À quel point faut-il encourager les femmes en politique? La question divise
Le Parti socialiste voudrait ne présenter que des femmes, idéalement mères, à la succession au Conseil fédéral. En se portant candidat contre l’avis de sa formation, le ténor du parti Daniel Jositsch a relancé un débat sur la discrimination, qui rappelle que la question de la place des femmes aux plus hautes fonctions n’est toujours pas neutre.
Avec la démission surprise de la conseillère fédérale Simonetta Sommaruga, qui quittera le gouvernement à la fin de l’année, se pose la question de sa succession. Une succession à enjeux pour son parti, le Parti socialiste (PS), soucieux de cohérence avec ses valeurs d’inclusion – a fortiori à un an des élections fédérales. Le groupe parlementaire socialiste doit trancher ce vendredi 18 novembre sur le nombre de candidatures et les critères à remplir pour figurer sur le ticket; les noms seront désignés une semaine plus tard et l’élection aura lieu le 7 décembre.
Dès l’annonce du départ de la ministre, la direction du PS a fait part de son souhait de présenter un ticket composé de deux femmes, excluant toute candidature masculine.

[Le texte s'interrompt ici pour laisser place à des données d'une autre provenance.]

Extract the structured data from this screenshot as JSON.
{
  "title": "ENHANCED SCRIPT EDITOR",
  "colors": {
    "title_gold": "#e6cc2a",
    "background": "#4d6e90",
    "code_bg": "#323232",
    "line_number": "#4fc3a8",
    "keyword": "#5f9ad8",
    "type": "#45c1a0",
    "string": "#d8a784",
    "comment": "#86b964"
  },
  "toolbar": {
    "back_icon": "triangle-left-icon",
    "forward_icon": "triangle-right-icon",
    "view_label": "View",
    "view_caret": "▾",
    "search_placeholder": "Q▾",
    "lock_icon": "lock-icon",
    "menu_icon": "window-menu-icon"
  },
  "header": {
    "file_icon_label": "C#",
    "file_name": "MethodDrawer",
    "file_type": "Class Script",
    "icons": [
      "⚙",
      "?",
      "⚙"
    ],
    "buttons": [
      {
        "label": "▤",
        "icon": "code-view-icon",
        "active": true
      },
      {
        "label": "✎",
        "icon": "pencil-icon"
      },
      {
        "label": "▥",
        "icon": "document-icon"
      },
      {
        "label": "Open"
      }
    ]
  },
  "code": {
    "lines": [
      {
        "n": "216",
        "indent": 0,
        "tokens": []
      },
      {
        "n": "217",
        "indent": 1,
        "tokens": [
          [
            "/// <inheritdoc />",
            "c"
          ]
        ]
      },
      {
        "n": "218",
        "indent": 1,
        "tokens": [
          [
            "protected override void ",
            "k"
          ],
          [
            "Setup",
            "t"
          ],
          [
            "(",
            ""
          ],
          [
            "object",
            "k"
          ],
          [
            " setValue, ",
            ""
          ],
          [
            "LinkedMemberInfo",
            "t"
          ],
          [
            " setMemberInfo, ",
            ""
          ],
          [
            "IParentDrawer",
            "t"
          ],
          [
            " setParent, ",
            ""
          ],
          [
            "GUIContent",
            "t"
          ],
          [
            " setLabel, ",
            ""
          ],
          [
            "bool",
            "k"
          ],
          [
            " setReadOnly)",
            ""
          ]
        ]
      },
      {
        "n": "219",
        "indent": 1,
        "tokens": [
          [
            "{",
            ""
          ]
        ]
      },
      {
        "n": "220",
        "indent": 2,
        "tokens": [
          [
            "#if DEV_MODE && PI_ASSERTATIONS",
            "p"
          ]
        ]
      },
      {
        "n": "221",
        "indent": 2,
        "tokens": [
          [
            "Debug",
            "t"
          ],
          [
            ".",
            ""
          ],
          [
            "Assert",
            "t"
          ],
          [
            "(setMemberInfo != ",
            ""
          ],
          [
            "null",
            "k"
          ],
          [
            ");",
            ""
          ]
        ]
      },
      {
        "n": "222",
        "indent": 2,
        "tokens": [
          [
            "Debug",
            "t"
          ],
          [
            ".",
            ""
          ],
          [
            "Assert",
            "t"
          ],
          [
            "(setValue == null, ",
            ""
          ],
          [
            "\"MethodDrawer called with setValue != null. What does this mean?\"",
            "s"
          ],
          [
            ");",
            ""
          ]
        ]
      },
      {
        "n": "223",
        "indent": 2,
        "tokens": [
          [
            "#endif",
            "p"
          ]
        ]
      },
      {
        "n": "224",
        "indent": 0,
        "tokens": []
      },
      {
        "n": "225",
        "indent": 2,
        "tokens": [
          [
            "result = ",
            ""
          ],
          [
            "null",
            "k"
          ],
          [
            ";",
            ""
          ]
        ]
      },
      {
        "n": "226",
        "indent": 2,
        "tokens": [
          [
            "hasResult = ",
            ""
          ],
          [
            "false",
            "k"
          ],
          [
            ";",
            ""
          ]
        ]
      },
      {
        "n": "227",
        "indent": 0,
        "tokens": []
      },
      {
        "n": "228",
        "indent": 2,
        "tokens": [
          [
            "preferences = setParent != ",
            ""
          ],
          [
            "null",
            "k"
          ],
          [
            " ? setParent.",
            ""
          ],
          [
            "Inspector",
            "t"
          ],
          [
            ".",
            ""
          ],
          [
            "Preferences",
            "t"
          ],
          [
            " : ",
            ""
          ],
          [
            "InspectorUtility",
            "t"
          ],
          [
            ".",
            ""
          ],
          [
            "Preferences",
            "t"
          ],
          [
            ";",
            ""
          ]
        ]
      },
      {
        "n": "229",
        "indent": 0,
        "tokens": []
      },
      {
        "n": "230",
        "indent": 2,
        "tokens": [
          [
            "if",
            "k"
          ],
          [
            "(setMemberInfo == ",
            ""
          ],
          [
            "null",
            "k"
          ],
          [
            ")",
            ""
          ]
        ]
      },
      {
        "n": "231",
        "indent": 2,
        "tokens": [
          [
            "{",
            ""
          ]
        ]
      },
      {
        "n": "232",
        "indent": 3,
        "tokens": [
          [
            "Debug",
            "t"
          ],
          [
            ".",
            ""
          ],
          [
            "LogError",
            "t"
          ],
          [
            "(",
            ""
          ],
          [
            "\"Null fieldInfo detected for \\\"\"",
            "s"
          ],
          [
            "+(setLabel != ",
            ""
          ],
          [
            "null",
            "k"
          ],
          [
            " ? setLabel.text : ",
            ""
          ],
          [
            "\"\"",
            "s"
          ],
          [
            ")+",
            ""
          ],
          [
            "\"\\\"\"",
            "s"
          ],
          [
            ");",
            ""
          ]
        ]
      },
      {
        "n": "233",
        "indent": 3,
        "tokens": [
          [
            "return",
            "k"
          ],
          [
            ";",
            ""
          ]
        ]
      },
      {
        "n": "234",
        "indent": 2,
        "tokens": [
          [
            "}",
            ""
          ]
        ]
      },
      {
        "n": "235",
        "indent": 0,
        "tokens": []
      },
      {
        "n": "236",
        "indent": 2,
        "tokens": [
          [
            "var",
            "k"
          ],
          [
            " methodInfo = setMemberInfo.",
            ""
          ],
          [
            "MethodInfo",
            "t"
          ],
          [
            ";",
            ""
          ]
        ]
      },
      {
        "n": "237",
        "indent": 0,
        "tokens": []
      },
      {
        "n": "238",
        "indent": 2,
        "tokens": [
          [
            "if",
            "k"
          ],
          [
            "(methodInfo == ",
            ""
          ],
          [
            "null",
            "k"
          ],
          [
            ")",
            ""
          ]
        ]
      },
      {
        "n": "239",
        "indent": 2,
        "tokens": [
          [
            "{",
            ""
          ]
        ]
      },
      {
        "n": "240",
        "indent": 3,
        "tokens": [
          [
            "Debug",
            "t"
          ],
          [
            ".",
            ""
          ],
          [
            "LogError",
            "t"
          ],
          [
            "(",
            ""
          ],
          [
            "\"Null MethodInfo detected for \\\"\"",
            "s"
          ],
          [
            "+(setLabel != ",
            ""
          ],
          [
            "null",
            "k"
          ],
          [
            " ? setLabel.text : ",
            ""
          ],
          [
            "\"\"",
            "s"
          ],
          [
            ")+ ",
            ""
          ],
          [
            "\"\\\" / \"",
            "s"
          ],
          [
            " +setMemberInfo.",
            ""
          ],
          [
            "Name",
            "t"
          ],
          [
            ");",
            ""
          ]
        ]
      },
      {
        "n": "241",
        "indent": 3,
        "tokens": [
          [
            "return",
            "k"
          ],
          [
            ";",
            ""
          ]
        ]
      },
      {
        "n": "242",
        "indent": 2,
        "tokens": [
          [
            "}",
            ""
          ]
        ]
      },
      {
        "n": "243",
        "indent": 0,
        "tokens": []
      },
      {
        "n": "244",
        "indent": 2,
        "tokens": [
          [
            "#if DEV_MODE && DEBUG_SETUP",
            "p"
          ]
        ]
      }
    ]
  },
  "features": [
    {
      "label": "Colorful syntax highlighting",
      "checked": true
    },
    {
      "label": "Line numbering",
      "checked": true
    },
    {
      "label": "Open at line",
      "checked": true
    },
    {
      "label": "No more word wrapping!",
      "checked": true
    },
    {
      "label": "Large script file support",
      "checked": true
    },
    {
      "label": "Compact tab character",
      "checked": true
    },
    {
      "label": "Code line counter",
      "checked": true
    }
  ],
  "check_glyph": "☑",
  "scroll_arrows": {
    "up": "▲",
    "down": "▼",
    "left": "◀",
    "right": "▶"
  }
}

Ce positionnement peut être considéré de manière purement mathématique: les socialistes disposent actuellement de deux sièges au Conseil fédéral. L’un est occupé depuis 2012 par un homme, Alain Berset, qui n’a pour l’heure pas manifesté son intention de le libérer; l’autre a été occupé pendant douze ans par une femme et devrait donc, selon une logique paritaire, être repourvu par une femme.
Mais tout le monde ne l’entend pas de cette oreille. Le conseiller aux Etats (sénateur) zurichois Daniel Jositsch, représentant l’aile la plus à droite du PS, a décidé de se porter candidat, en faisant fi de l’aval de son parti. Dans l’émission Forum de la RTS, il s’est dit favorable à une représentation plus égalitaire des femmes et des hommes, tout en critiquant la méthode: «Cela n’a rien à voir avec l’égalité si on dit que les hommes ne peuvent pas se présenter», a dénoncé ce professeur de droit à la ville.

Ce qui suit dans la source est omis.